VulnClaw is a CLI-driven AI agent that takes a natural-language prompt—like a target URL or a CTF scenario—and autonomously runs a full penetration-testing cycle. It handles reconnaissance, vulnerability scanning, exploitation, and report generation by orchestrating an LLM with a library of 21 built-in skills and 29 codec/crypto utilities. The tool also exposes a TUI workbench and a local Web UI for users who prefer a browser or a guided terminal interface.

The interesting bit

Instead of treating the LLM as a chatbot that merely suggests commands, VulnClaw gives it tool-calling capabilities to actually run scans, execute Python payloads, and generate Markdown reports with runnable PoC scripts.

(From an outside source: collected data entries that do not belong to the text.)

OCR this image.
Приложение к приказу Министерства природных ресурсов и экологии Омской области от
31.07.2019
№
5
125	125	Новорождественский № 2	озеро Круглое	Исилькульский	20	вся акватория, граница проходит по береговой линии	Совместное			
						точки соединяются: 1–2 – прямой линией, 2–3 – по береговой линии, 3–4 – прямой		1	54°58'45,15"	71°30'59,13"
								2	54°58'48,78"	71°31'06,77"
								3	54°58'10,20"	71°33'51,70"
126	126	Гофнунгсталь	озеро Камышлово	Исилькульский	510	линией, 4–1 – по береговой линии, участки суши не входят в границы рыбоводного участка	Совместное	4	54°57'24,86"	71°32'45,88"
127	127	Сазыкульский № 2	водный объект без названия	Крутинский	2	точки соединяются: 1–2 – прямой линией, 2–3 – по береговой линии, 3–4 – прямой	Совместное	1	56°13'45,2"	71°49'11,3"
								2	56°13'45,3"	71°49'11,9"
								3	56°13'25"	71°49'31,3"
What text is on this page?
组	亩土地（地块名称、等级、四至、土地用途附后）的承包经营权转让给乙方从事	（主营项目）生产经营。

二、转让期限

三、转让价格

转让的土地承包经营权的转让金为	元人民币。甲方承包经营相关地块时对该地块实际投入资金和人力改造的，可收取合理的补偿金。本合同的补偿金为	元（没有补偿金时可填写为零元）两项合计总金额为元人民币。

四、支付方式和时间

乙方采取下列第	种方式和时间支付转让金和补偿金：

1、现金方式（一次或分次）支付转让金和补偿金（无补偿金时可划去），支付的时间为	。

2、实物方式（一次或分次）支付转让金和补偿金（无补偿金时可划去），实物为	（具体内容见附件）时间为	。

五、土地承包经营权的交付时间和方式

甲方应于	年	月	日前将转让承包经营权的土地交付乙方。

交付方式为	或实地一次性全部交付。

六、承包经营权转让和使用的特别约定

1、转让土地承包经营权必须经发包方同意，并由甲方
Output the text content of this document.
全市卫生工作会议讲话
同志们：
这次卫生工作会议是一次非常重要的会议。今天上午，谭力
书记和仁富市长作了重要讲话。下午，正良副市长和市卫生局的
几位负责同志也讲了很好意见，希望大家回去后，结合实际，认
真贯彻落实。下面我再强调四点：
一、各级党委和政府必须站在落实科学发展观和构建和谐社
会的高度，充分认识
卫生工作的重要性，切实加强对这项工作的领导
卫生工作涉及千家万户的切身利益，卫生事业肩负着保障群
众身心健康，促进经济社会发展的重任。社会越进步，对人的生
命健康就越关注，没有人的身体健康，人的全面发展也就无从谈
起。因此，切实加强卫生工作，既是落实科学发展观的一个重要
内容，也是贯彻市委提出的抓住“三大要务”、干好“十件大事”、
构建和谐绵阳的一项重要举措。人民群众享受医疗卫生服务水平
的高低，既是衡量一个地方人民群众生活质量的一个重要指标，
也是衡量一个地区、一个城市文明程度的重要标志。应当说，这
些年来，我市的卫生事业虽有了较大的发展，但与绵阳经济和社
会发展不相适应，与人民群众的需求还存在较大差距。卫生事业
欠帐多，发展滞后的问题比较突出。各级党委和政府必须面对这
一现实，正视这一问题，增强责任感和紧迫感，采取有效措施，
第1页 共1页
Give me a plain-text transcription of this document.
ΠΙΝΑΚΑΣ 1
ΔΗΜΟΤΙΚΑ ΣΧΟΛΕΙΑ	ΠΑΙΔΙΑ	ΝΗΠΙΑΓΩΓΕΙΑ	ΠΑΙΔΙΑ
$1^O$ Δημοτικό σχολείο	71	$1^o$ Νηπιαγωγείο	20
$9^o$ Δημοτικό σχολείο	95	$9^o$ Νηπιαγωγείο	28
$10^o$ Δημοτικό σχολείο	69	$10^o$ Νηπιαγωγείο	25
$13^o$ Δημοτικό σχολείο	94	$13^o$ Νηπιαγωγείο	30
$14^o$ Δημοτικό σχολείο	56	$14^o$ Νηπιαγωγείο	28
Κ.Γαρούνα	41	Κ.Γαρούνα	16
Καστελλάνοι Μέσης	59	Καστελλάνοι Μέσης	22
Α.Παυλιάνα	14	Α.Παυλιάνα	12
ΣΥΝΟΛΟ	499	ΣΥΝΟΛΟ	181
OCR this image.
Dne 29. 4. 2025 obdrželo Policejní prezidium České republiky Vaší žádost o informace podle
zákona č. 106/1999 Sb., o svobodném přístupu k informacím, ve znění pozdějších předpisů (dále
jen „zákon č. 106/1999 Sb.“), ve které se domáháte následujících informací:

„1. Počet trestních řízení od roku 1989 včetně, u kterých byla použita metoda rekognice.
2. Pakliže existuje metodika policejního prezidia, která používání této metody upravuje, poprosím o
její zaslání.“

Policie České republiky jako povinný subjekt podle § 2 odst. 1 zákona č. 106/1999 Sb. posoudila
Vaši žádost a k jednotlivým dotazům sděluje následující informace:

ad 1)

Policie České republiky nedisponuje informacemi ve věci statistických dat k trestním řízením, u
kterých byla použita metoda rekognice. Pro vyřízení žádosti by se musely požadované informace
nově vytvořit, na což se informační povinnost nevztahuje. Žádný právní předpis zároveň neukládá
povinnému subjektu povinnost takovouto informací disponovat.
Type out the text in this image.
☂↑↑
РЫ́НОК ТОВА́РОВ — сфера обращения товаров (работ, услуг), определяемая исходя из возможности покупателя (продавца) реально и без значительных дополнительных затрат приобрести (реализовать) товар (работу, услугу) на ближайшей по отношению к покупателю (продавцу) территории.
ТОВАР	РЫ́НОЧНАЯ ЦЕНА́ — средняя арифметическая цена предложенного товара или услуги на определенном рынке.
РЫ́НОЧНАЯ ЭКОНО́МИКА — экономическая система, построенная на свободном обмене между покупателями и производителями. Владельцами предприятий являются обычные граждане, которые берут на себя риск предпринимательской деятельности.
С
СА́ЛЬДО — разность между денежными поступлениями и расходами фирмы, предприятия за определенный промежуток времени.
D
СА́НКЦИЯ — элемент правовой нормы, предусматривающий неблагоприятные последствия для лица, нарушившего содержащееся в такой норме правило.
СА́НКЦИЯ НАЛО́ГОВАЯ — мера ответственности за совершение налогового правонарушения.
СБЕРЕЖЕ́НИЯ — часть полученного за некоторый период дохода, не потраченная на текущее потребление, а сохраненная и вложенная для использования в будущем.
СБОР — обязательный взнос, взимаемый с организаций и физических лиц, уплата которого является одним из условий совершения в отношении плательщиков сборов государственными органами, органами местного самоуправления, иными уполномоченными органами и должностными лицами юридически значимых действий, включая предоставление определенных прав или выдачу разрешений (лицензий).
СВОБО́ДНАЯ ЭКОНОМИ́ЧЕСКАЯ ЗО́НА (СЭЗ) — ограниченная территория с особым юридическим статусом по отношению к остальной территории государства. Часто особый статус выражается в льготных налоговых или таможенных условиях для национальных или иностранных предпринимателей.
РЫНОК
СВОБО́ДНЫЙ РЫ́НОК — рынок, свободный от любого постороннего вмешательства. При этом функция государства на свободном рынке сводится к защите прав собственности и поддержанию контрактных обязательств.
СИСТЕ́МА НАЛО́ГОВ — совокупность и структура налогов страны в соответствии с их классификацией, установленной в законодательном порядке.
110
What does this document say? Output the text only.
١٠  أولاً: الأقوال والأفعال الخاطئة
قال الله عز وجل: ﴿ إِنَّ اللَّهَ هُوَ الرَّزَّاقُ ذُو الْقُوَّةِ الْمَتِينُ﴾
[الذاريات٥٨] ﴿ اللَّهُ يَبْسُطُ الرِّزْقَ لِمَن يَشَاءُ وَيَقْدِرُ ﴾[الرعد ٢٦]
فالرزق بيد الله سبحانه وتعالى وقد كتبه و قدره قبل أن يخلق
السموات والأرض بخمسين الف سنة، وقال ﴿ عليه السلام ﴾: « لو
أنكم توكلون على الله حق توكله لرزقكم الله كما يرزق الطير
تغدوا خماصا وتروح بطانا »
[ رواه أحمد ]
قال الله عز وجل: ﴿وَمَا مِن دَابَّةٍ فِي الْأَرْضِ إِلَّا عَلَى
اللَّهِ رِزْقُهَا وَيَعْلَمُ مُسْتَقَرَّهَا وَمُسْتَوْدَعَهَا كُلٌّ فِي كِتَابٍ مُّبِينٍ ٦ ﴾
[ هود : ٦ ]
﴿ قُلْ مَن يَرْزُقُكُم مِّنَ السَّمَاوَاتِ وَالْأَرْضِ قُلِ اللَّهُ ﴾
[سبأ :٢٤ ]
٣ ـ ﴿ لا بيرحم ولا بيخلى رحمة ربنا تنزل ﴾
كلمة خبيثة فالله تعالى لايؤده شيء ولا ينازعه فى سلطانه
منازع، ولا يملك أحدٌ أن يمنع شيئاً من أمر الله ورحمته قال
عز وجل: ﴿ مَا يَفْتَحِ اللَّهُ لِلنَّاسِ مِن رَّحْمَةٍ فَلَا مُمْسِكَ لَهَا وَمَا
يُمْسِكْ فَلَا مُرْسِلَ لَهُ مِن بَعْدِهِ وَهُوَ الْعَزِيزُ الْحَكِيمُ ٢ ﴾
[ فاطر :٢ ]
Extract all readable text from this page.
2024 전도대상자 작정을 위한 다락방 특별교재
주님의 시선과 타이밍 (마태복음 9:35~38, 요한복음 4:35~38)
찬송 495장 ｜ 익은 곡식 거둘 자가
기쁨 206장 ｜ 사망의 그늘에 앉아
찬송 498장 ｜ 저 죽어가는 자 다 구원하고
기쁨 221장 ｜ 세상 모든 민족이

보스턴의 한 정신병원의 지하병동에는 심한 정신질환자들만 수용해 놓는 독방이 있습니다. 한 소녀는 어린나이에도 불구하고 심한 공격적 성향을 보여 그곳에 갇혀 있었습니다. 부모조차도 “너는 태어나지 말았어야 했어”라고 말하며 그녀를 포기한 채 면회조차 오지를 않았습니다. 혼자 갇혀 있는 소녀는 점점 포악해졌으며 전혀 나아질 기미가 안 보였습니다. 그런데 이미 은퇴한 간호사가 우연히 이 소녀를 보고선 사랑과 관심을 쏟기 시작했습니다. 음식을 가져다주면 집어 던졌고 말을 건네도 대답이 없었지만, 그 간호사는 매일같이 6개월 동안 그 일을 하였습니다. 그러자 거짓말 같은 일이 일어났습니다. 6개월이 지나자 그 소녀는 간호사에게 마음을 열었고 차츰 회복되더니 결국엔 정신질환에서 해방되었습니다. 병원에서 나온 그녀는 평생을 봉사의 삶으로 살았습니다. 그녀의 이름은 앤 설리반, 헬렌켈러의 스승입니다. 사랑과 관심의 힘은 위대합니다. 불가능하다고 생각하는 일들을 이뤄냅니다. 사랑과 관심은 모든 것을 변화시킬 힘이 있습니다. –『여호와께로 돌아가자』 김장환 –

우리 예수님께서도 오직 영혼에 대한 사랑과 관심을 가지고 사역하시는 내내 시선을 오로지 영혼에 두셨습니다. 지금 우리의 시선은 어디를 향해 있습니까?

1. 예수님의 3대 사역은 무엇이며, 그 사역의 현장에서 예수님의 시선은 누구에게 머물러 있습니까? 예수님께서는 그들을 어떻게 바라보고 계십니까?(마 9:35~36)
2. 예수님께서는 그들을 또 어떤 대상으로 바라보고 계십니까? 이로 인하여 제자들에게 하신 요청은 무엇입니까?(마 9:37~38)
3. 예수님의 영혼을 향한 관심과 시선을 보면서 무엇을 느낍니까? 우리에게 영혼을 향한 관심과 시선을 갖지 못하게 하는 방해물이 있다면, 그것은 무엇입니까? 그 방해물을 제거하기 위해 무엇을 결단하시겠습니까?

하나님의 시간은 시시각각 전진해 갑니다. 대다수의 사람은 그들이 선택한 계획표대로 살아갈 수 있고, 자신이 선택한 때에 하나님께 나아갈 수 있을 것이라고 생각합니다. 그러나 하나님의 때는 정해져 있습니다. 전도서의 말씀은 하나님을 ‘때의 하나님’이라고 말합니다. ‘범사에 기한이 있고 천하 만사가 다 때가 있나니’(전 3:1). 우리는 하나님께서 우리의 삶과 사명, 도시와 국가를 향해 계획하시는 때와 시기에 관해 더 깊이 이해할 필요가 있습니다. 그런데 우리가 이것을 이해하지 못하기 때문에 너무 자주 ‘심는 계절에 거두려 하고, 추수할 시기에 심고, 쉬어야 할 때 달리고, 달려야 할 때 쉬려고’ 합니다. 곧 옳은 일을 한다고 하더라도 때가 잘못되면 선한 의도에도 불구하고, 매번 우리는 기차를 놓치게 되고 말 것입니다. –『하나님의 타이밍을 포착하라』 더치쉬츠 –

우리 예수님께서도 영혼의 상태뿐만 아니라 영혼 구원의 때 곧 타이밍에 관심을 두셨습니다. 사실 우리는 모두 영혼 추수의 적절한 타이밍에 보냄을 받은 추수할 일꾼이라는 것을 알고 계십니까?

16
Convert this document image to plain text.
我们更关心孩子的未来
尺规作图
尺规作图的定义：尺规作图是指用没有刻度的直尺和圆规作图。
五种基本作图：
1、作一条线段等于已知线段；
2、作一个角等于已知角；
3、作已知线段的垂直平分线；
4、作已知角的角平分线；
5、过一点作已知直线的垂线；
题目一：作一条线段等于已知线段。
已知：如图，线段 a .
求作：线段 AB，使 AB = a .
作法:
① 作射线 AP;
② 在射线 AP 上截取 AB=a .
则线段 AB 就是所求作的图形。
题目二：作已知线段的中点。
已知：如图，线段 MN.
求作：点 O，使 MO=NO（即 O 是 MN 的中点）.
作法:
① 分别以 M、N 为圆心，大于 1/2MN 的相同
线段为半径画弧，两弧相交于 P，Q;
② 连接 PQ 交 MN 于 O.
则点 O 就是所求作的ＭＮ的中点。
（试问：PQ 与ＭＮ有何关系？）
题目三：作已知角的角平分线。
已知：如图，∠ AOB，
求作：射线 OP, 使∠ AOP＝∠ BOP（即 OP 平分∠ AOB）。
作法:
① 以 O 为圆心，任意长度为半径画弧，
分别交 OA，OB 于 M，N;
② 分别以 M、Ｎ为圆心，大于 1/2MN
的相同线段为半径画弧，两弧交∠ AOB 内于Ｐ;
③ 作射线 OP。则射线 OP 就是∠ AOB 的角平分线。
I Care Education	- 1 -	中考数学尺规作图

The README is admirably candid that most MCP integrations beyond fetch and memory are still preview or placeholder status, so the “tool chain” is partly aspirational scaffolding.

Key highlights

  • Supports 13 LLM providers (OpenAI, DeepSeek, MiniMax, Zhipu, Moonshot, Qwen, and others) through an OpenAI-compatible protocol.
  • 21 penetration skills covering core reconnaissance, CTF Web/Crypto/Misc, and OSINT, backed by 180 reference documents.
  • Built-in python_execute for dynamic payload construction, though the README explicitly warns it is a high-risk experimental feature, not a hardened sandbox.
  • Persistent mode designed for long-running loops (up to 1,000 rounds across 10 cycles) with periodic auto-reporting.
  • TUI workbench enforces scope confirmation—allowing or forbidding specific phases like exploit before execution starts.

Caveats

  • Most MCP service integrations are currently preview or placeholder; only fetch and memory run in a stable local mode, so the “MCP toolchain” is thinner than the feature list implies.
  • The built-in Python execution environment lacks strong isolation and should not be trusted as a security sandbox.
  • Knowledge-base retrieval augmentation is described as being gradually integrated, meaning it may not yet be fully wired into the main workflow.

Verdict

Security researchers and CTF players who want to automate repetitive recon-to-report workflows with LLMs will find this a useful experiment. If you need production-grade, fully isolated tool orchestration today, this is still clearly early-stage glue code.